We seek to understand how are the properties of an organism – its development, physiology and behavior – are encoded in its genome. We primarily use molecular genetics of the nematode Caenorhabditis elegans but also apply proteomics, computational biology, biochemistry, cell biology, imaging, behavioral analysis, optogenetics, synthetic biology to not only C. elegans but also parasitic nematodes, budding yeast, mice, jellyfish, fungi, and human cells as needed.
Specific areas of current interest are:
How does the 302-neuron worm brain assess the future environment based on computation of sensory and physiological inputs?
Does the male worm have a neural representation of its mating partner?
How can we best predict gene expression from DNA sequence?
What are the functional consequences of de novo genetic variants found in individual with autism spectrum disorder?
What changes in the nervous system occur during sleep?
How do cells migrate accurately during development?

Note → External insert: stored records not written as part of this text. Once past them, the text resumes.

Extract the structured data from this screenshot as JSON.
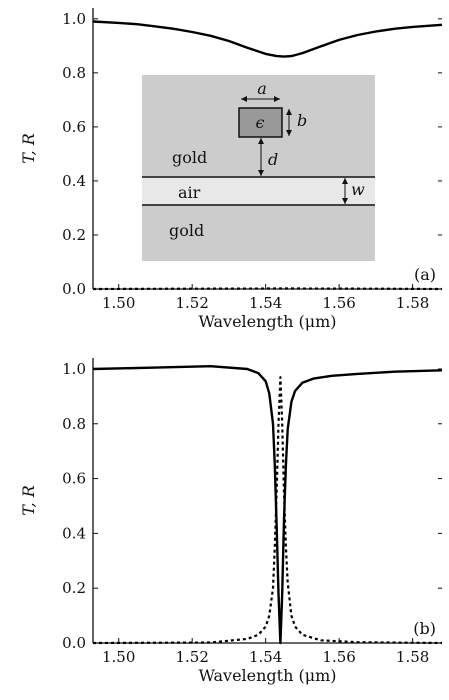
{
  "chart_data": [
    {
      "type": "line",
      "panel_label": "(a)",
      "xlabel": "Wavelength (μm)",
      "ylabel": "T, R",
      "xlim": [
        1.493,
        1.588
      ],
      "ylim": [
        0.0,
        1.04
      ],
      "xticks": [
        1.5,
        1.52,
        1.54,
        1.56,
        1.58
      ],
      "xtick_labels": [
        "1.50",
        "1.52",
        "1.54",
        "1.56",
        "1.58"
      ],
      "yticks": [
        0.0,
        0.2,
        0.4,
        0.6,
        0.8,
        1.0
      ],
      "ytick_labels": [
        "0.0",
        "0.2",
        "0.4",
        "0.6",
        "0.8",
        "1.0"
      ],
      "series": [
        {
          "style": "solid",
          "x": [
            1.493,
            1.5,
            1.505,
            1.51,
            1.515,
            1.52,
            1.525,
            1.53,
            1.535,
            1.54,
            1.543,
            1.545,
            1.547,
            1.55,
            1.555,
            1.56,
            1.565,
            1.57,
            1.575,
            1.58,
            1.588
          ],
          "y": [
            0.99,
            0.985,
            0.98,
            0.972,
            0.963,
            0.951,
            0.937,
            0.918,
            0.893,
            0.87,
            0.862,
            0.86,
            0.862,
            0.873,
            0.898,
            0.922,
            0.94,
            0.953,
            0.963,
            0.97,
            0.978
          ]
        },
        {
          "style": "dotted",
          "x": [
            1.493,
            1.52,
            1.545,
            1.57,
            1.588
          ],
          "y": [
            0.0,
            0.001,
            0.002,
            0.001,
            0.0
          ]
        }
      ],
      "inset": {
        "layer_labels": [
          "gold",
          "air",
          "gold"
        ],
        "symbols": {
          "a": "a",
          "b": "b",
          "d": "d",
          "w": "w",
          "eps": "ϵ"
        }
      }
    },
    {
      "type": "line",
      "panel_label": "(b)",
      "xlabel": "Wavelength (μm)",
      "ylabel": "T, R",
      "xlim": [
        1.493,
        1.588
      ],
      "ylim": [
        0.0,
        1.04
      ],
      "xticks": [
        1.5,
        1.52,
        1.54,
        1.56,
        1.58
      ],
      "xtick_labels": [
        "1.50",
        "1.52",
        "1.54",
        "1.56",
        "1.58"
      ],
      "yticks": [
        0.0,
        0.2,
        0.4,
        0.6,
        0.8,
        1.0
      ],
      "ytick_labels": [
        "0.0",
        "0.2",
        "0.4",
        "0.6",
        "0.8",
        "1.0"
      ],
      "series": [
        {
          "style": "solid",
          "x": [
            1.493,
            1.51,
            1.525,
            1.535,
            1.538,
            1.54,
            1.541,
            1.542,
            1.5425,
            1.543,
            1.5435,
            1.544,
            1.5445,
            1.545,
            1.5455,
            1.546,
            1.547,
            1.548,
            1.55,
            1.553,
            1.558,
            1.565,
            1.575,
            1.588
          ],
          "y": [
            1.0,
            1.005,
            1.01,
            1.0,
            0.985,
            0.955,
            0.91,
            0.8,
            0.65,
            0.42,
            0.18,
            0.0,
            0.18,
            0.45,
            0.65,
            0.78,
            0.88,
            0.92,
            0.95,
            0.965,
            0.975,
            0.982,
            0.99,
            0.995
          ]
        },
        {
          "style": "dotted",
          "x": [
            1.493,
            1.525,
            1.535,
            1.538,
            1.54,
            1.541,
            1.542,
            1.5425,
            1.543,
            1.5435,
            1.544,
            1.5445,
            1.545,
            1.5455,
            1.546,
            1.547,
            1.548,
            1.55,
            1.555,
            1.565,
            1.588
          ],
          "y": [
            0.0,
            0.002,
            0.015,
            0.03,
            0.06,
            0.1,
            0.2,
            0.35,
            0.56,
            0.8,
            0.97,
            0.8,
            0.55,
            0.35,
            0.22,
            0.1,
            0.06,
            0.03,
            0.01,
            0.003,
            0.0
          ]
        }
      ]
    }
  ]
}
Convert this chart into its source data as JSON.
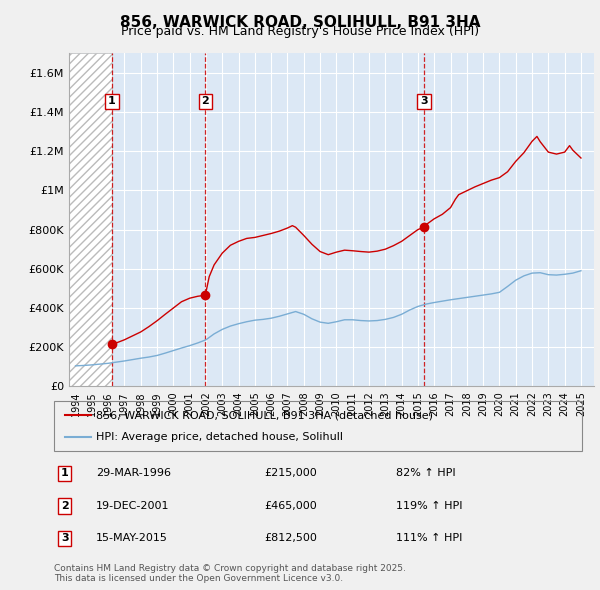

Our major strategy is to perturb the activity of one or more genes and measure how cells or animals misbehave to infer gene function and genetic pathways. We measure gene expression by RNA-seq and transgenic reporters; we measure behavior using automated systems and optogenetics. We focus on intercellular signals and their transduction by the responding cell into transcriptional outputs. Many of the genes we have identified are the nematode counterparts of human genes, and we are leveraging C. elegans molecular genetics to study human genes with no actionable information and of the consequence of variants found in human individuals, including those with autism spectrum disorder. Nematodes are major health and agricultural problems, so we focus on parasite relevant biology such as dauer/infective juvenile development, using genomics and molecular genetics.